Total überdrehte Neurosenneureiche

■ Bösigkeiten, die im Raum stehenbleiben: Harold Pinters „Celebration“ im Thalia Gaußstraße

In Zeiten von Börsenboom und florierenden illegalen Geschäften haben manche Leute immer etwas zu feiern. Aber alles Geld der Welt bewahrt auch sie nicht vor der großen Leere der Ehekrise. So auch in der deutschsprachigen Erstaufführung von Harold Pinters Celebration, das in der Regie von Stephan Kimmig im Thalia in der Gaußstraße Premiere feierte.

Lambert (Jörg Lichtenstein) und Julie (Susanne Wolff) begehen ihren Hochzeitstag.

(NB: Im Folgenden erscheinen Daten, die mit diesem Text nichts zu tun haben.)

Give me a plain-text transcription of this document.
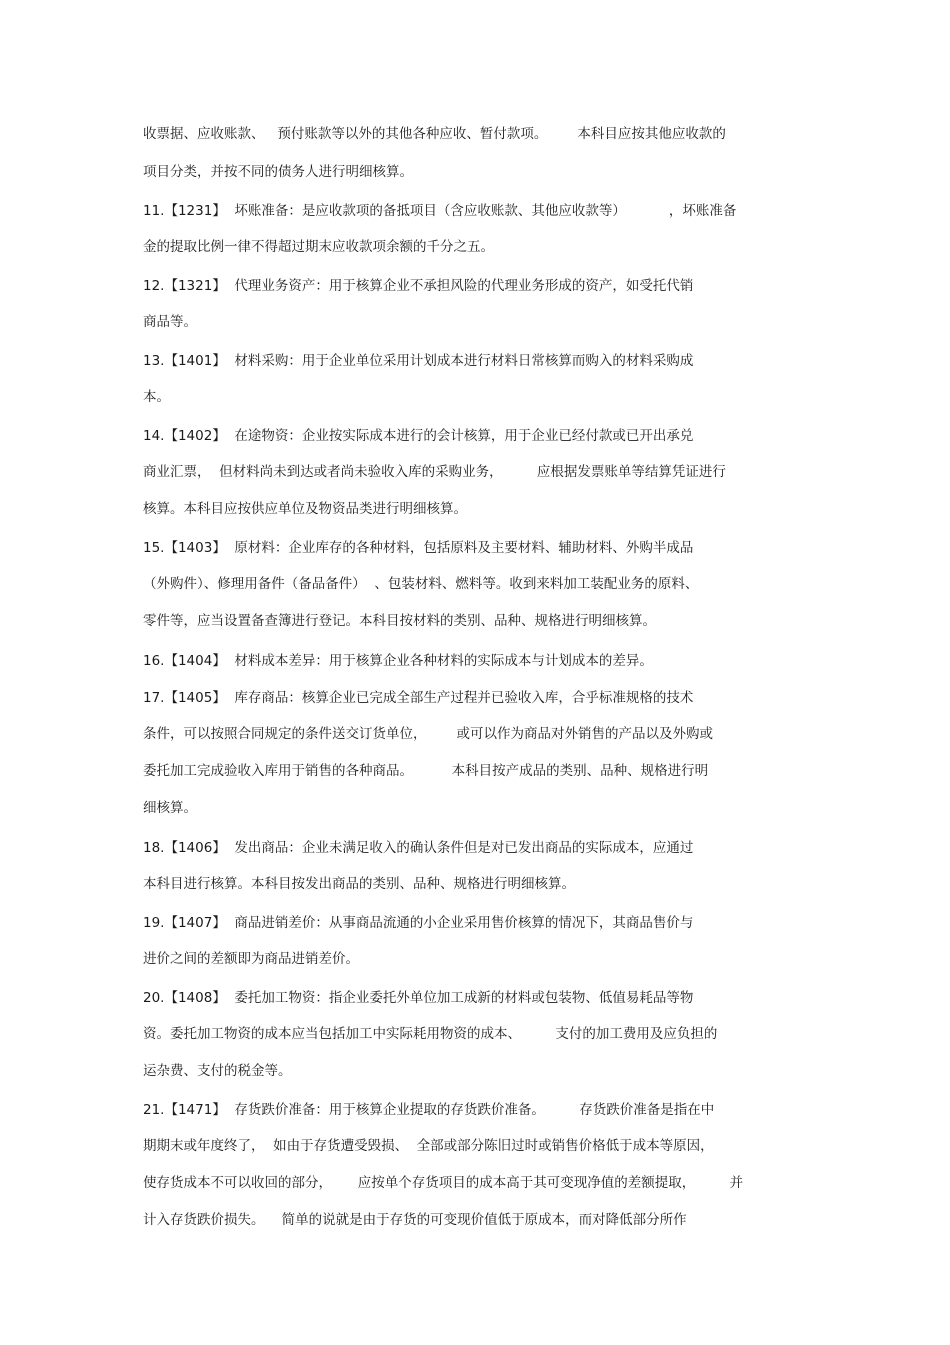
收票据、应收账款、   预付账款等以外的其他各种应收、暂付款项。       本科目应按其他应收款的

项目分类，并按不同的债务人进行明细核算。

11.【1231】  坏账准备：是应收款项的备抵项目（含应收账款、其他应收款等）          ，坏账准备

金的提取比例一律不得超过期末应收款项余额的千分之五。

12.【1321】  代理业务资产：用于核算企业不承担风险的代理业务形成的资产，如受托代销

商品等。

13.【1401】  材料采购：用于企业单位采用计划成本进行材料日常核算而购入的材料采购成

本。

14.【1402】  在途物资：企业按实际成本进行的会计核算，用于企业已经付款或已开出承兑

商业汇票，  但材料尚未到达或者尚未验收入库的采购业务，        应根据发票账单等结算凭证进行

核算。本科目应按供应单位及物资品类进行明细核算。

15.【1403】  原材料：企业库存的各种材料，包括原料及主要材料、辅助材料、外购半成品

（外购件）、修理用备件（备品备件）  、包装材料、燃料等。收到来料加工装配业务的原料、

零件等，应当设置备查簿进行登记。本科目按材料的类别、品种、规格进行明细核算。

16.【1404】  材料成本差异：用于核算企业各种材料的实际成本与计划成本的差异。

17.【1405】  库存商品：核算企业已完成全部生产过程并已验收入库，合乎标准规格的技术

条件，可以按照合同规定的条件送交订货单位，       或可以作为商品对外销售的产品以及外购或

委托加工完成验收入库用于销售的各种商品。         本科目按产成品的类别、品种、规格进行明

细核算。

18.【1406】  发出商品：企业未满足收入的确认条件但是对已发出商品的实际成本，应通过

本科目进行核算。本科目按发出商品的类别、品种、规格进行明细核算。

19.【1407】  商品进销差价：从事商品流通的小企业采用售价核算的情况下，其商品售价与

进价之间的差额即为商品进销差价。

20.【1408】  委托加工物资：指企业委托外单位加工成新的材料或包装物、低值易耗品等物

资。委托加工物资的成本应当包括加工中实际耗用物资的成本、        支付的加工费用及应负担的

运杂费、支付的税金等。

21.【1471】  存货跌价准备：用于核算企业提取的存货跌价准备。        存货跌价准备是指在中

期期末或年度终了，  如由于存货遭受毁损、  全部或部分陈旧过时或销售价格低于成本等原因，

使存货成本不可以收回的部分，      应按单个存货项目的成本高于其可变现净值的差额提取，        并

计入存货跌价损失。    简单的说就是由于存货的可变现价值低于原成本，而对降低部分所作
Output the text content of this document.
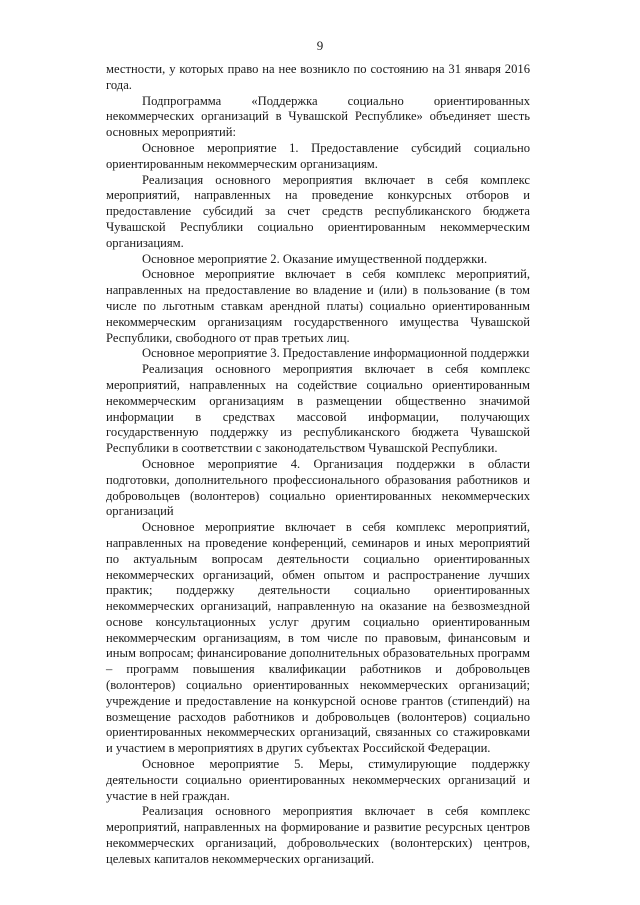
9

местности, у которых право на нее возникло по состоянию на 31 января 2016 года.

Подпрограмма «Поддержка социально ориентированных некоммерческих организаций в Чувашской Республике» объединяет шесть основных мероприятий:

Основное мероприятие 1. Предоставление субсидий социально ориентированным некоммерческим организациям.

Реализация основного мероприятия включает в себя комплекс мероприятий, направленных на проведение конкурсных отборов и предоставление субсидий за счет средств республиканского бюджета Чувашской Республики социально ориентированным некоммерческим организациям.

Основное мероприятие 2. Оказание имущественной поддержки.

Основное мероприятие включает в себя комплекс мероприятий, направленных на предоставление во владение и (или) в пользование (в том числе по льготным ставкам арендной платы) социально ориентированным некоммерческим организациям государственного имущества Чувашской Республики, свободного от прав третьих лиц.

Основное мероприятие 3. Предоставление информационной поддержки

Реализация основного мероприятия включает в себя комплекс мероприятий, направленных на содействие социально ориентированным некоммерческим организациям в размещении общественно значимой информации в средствах массовой информации, получающих государственную поддержку из республиканского бюджета Чувашской Республики в соответствии с законодательством Чувашской Республики.

Основное мероприятие 4. Организация поддержки в области подготовки, дополнительного профессионального образования работников и добровольцев (волонтеров) социально ориентированных некоммерческих организаций

Основное мероприятие включает в себя комплекс мероприятий, направленных на проведение конференций, семинаров и иных мероприятий по актуальным вопросам деятельности социально ориентированных некоммерческих организаций, обмен опытом и распространение лучших практик; поддержку деятельности социально ориентированных некоммерческих организаций, направленную на оказание на безвозмездной основе консультационных услуг другим социально ориентированным некоммерческим организациям, в том числе по правовым, финансовым и иным вопросам; финансирование дополнительных образовательных программ – программ повышения квалификации работников и добровольцев (волонтеров) социально ориентированных некоммерческих организаций; учреждение и предоставление на конкурсной основе грантов (стипендий) на возмещение расходов работников и добровольцев (волонтеров) социально ориентированных некоммерческих организаций, связанных со стажировками и участием в мероприятиях в других субъектах Российской Федерации.

Основное мероприятие 5. Меры, стимулирующие поддержку деятельности социально ориентированных некоммерческих организаций и участие в ней граждан.

Реализация основного мероприятия включает в себя комплекс мероприятий, направленных на формирование и развитие ресурсных центров некоммерческих организаций, добровольческих (волонтерских) центров, целевых капиталов некоммерческих организаций.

Gemeinsam mit dem Paar Matt (Norman Hacker) und Prue (Anna Steffens) – Bruder des Ehemanns, beziehungsweise Schwester der Ehefrau – kehren sie im teuersten Esstempel der Stadt ein. Nach außen scheint alles glamourös. Sie „knallen sich die Birne zu“, denn die beiden Jungs, die sich „Strategieberater“ nennen, haben in diesem Jahr ordentlich Geld gescheffelt. Dass dies durch Waffenhandel geschah, interessiert niemanden.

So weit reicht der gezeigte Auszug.